Yet even though he wasn't really French – his name was Wilhelm de Kostrowitzky, born in Rome of an unknown father and a Polish mother – he sought to enlist and fight for his adopted country as soon as war broke out. As David Hunter points out, this may have been because Apollinaire and many of his fellow artists in Paris did not see Germany just as a war-like military power but as a culture that seemed antithetical to all they admired.

His first attempts to join up failed, but he found solace in the first of the three great loves of the remainder of his relatively short life. Louise de Coligny, known as Loulou, was a divorcee from an illustrious family. They hit it off immediately, and she became the recipient of more than 200 of his letters and poems

By December 1914, he managed to enlist as an artilleryman. He found army life difficult but his status as poet made him something of a celebrity with his comrades and senior officers.

His consolation was the avalanche of letters to and from Loulou, which became increasingly fevered as the months passed. So carnal, in fact ("It's your buttocks I want to horsewhip"), that even the sexually liberated Loulou felt the need to reproach him for having developed "a taste for vice". The passion in his poetry was less violent but often more avant-garde. He would send her what he called picture poems, short verses in the shape of a fig, a carnation or even an opium pipe.

By 1915 he had been moved to the front at Champagne and met Madeleine Pagès, a 22-year-old would-be poet. She was overwhelmed to meet a published poet. As the affair with Loulou cooled, the correspondence with Madeleine developed. There was an exchange of letters, Hunter says, that were startling in their "intensity and explicitness". It seemed that while British war poets found an escape from the war in pastoralism, Apollinaire found solace in eroticism.

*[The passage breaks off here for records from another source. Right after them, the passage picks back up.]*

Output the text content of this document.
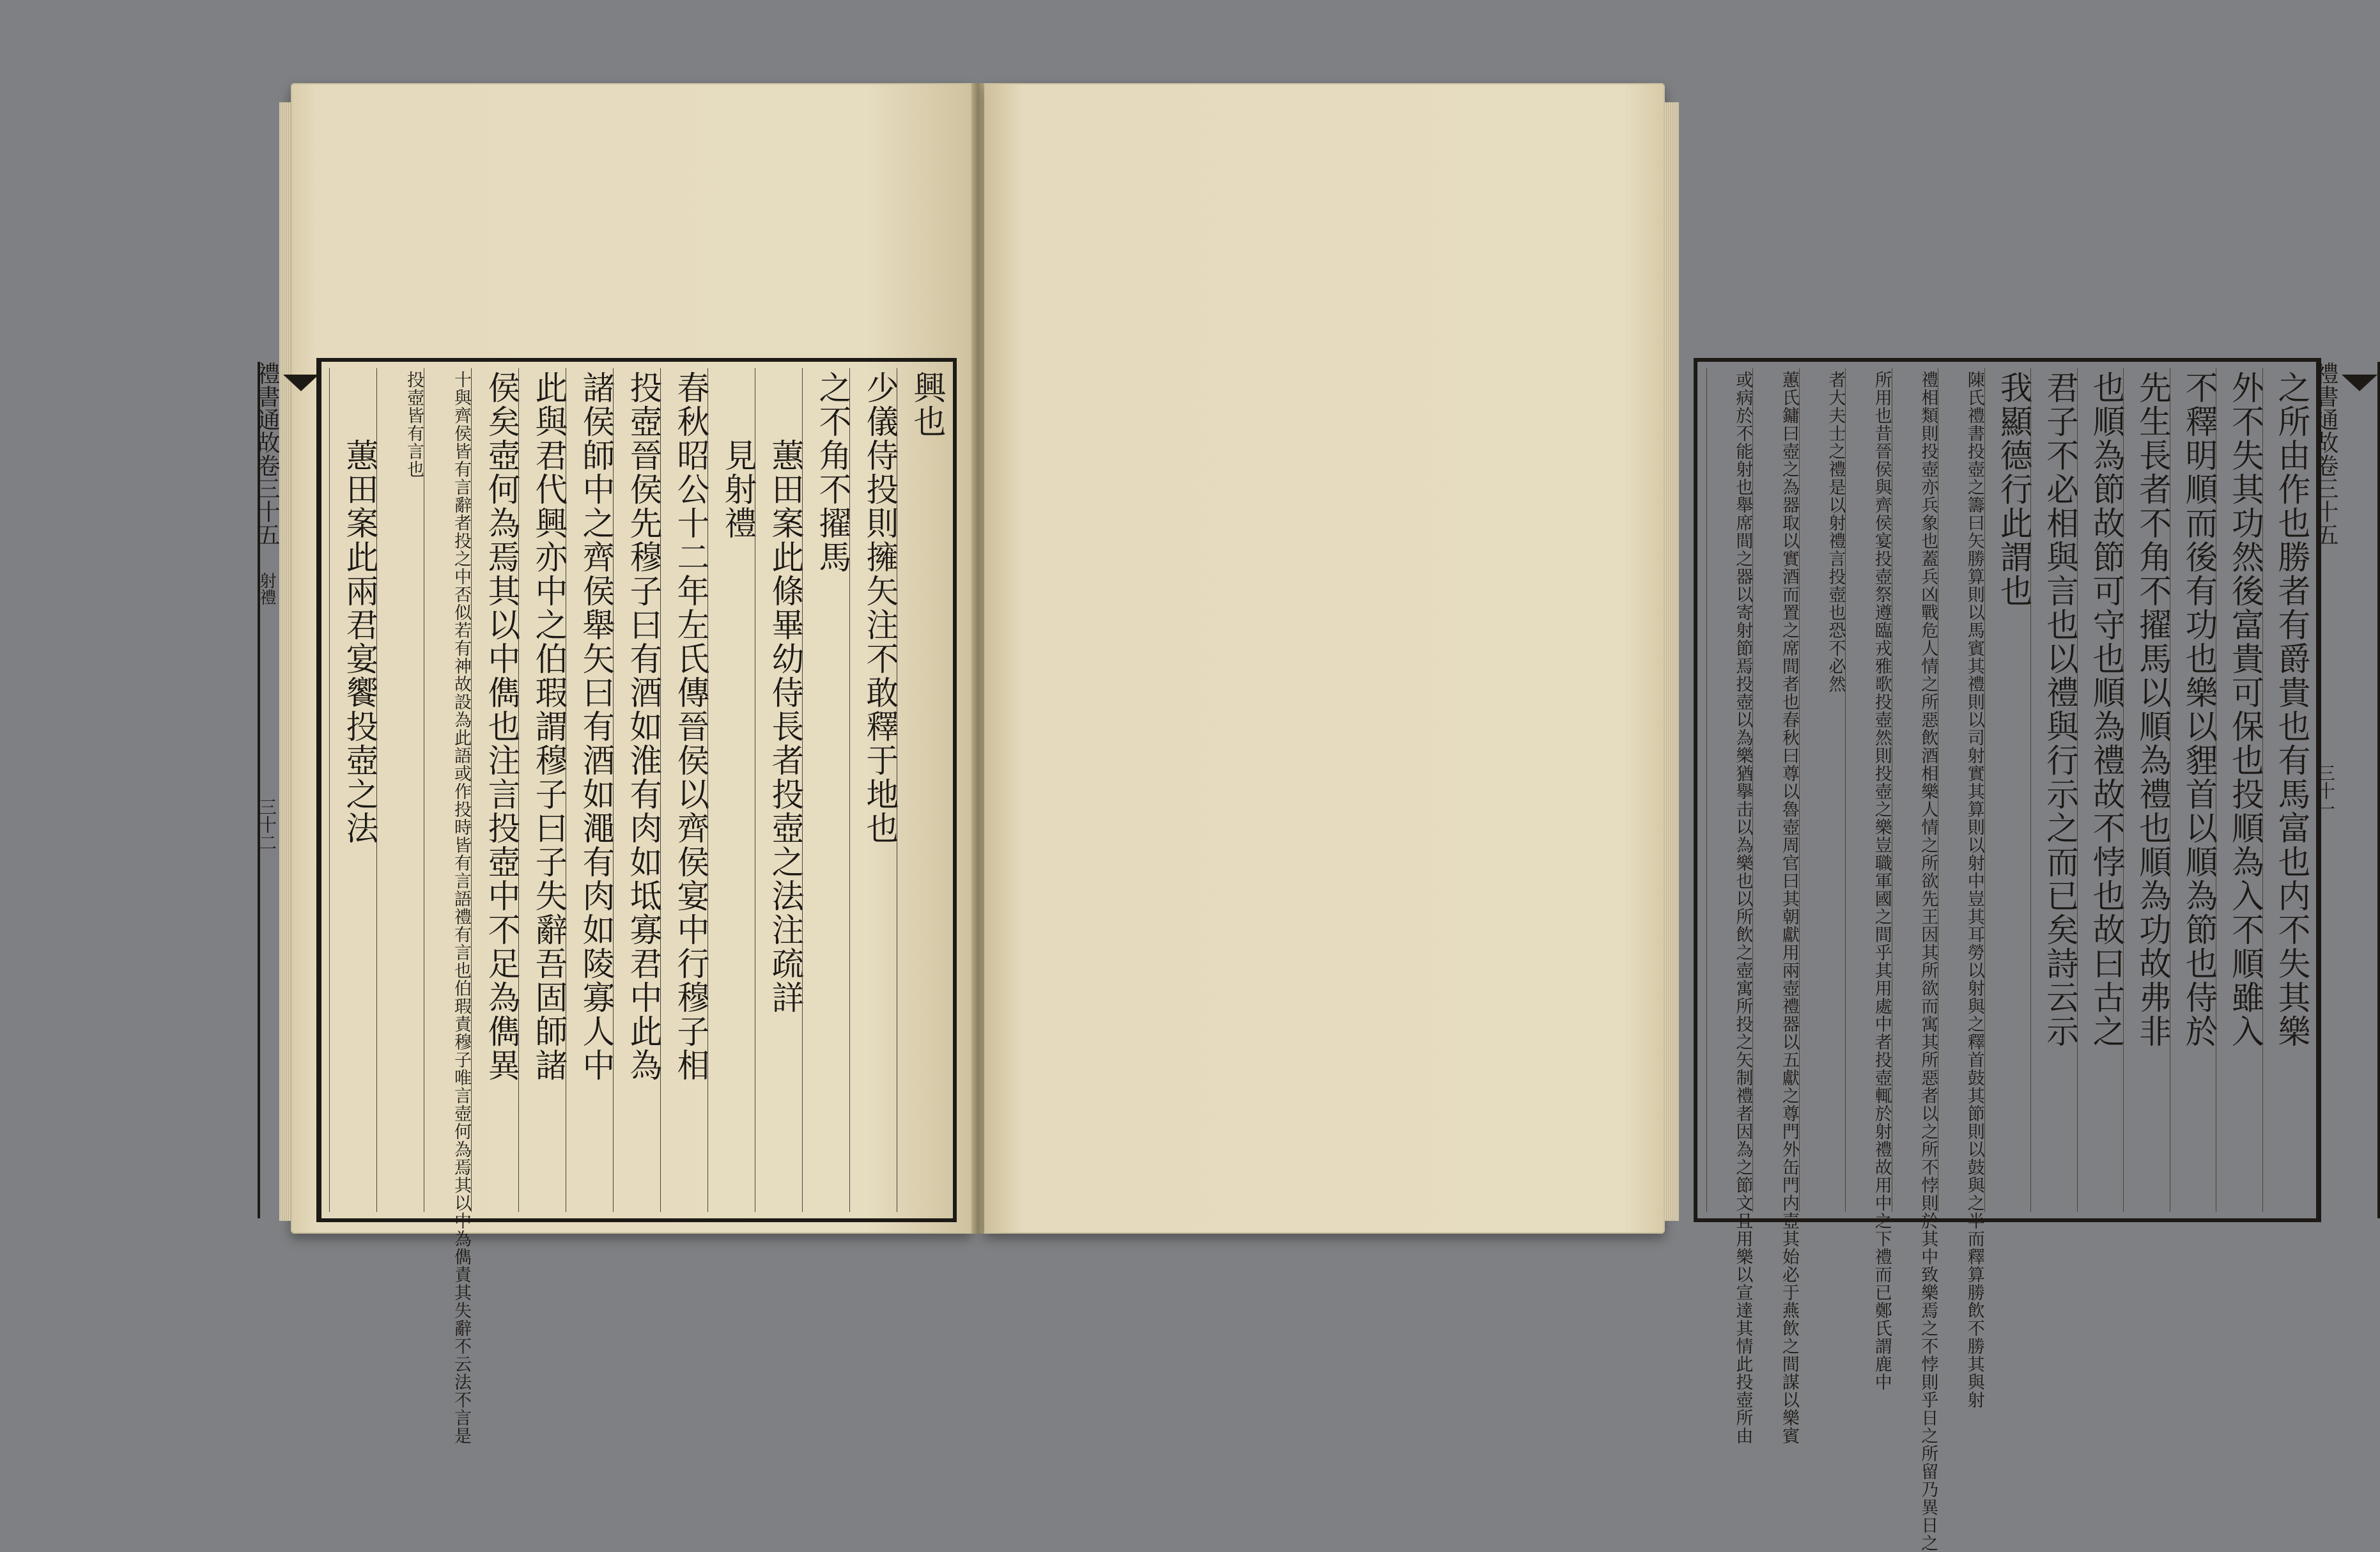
禮書通故卷三十五 射禮 三十二
興也
少儀侍投則擁矢注不敢釋于地也
之不角不擢馬
　　蕙田案此條畢幼侍長者投壺之法注疏詳
　　見射禮
春秋昭公十二年左氏傳晉侯以齊侯宴中行穆子相
投壺晉侯先穆子曰有酒如淮有肉如坻寡君中此為
諸侯師中之齊侯舉矢曰有酒如澠有肉如陵寡人中
此與君代興亦中之伯瑕謂穆子曰子失辭吾固師諸
侯矣壺何為焉其以中儁也注言投壺中不足為儁異
十與齊侯皆有言辭者投之中否似若有神故設為此語或作投時皆有言語禮
有言也伯瑕責穆子唯言壺何為焉其以中為儁責其失辭不云法不言是
投壺皆
有言也
　　蕙田案此兩君宴饗投壺之法	禮書通故卷三十五 三十一
之所由作也勝者有爵貴也有馬富也内不失其樂
外不失其功然後富貴可保也投順為入不順雖入
不釋明順而後有功也樂以貍首以順為節也侍於
先生長者不角不擢馬以順為禮也順為功故弗非
也順為節故節可守也順為禮故不悖也故曰古之
君子不必相與言也以禮與行示之而已矣詩云示
我顯德行此謂也
陳氏禮書投壺之籌曰矢勝算則以馬賓其禮則以司射實其算則以射中豈
其耳勞以射與之釋首鼓其節則以鼓與之半而釋算勝飲不勝其與射
禮相類則投壺亦兵象也蓋兵凶戰危人情之所惡飲酒相樂人情之所欲先
王因其所欲而寓其所惡者以之所不悖則於其中致樂焉之不悖則乎日之所留乃異日之
所用也昔晉侯與齊侯宴投壺祭遵臨戎雅歌投壺然則投壺之樂豈
職軍國之間乎其用處中者投壺輒於射禮故用中之下禮而已鄭氏謂鹿中
者大夫士之禮是以射
禮言投壺也恐不必然
蕙氏鏞曰壺之為器取以實酒而置之席間者也春秋曰尊以魯壺周官曰其
朝獻用兩壺禮器以五獻之尊門外缶門内壺其始必于燕飲之間謀以樂賓
或病於不能射也舉席間之器以寄射節焉投壺以為樂猶擧击以為樂也以
所飲之壺寓所投之矢制禮者因為之節文且用樂以宣達其情此投壺所由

Inevitably this relationship cooled too. In 1916 he was injured by a shell fragment and eventually excused from frontline service. He met and married Jacqueline "La jolie rousse" (the pretty redhead) in 1918 and published his most important collection of poems, Calligrammes, the same year.

Hunter's book is an engrossing combination of military history, biography and cultural analysis that offers a lucid portrait of an artist in both love and war.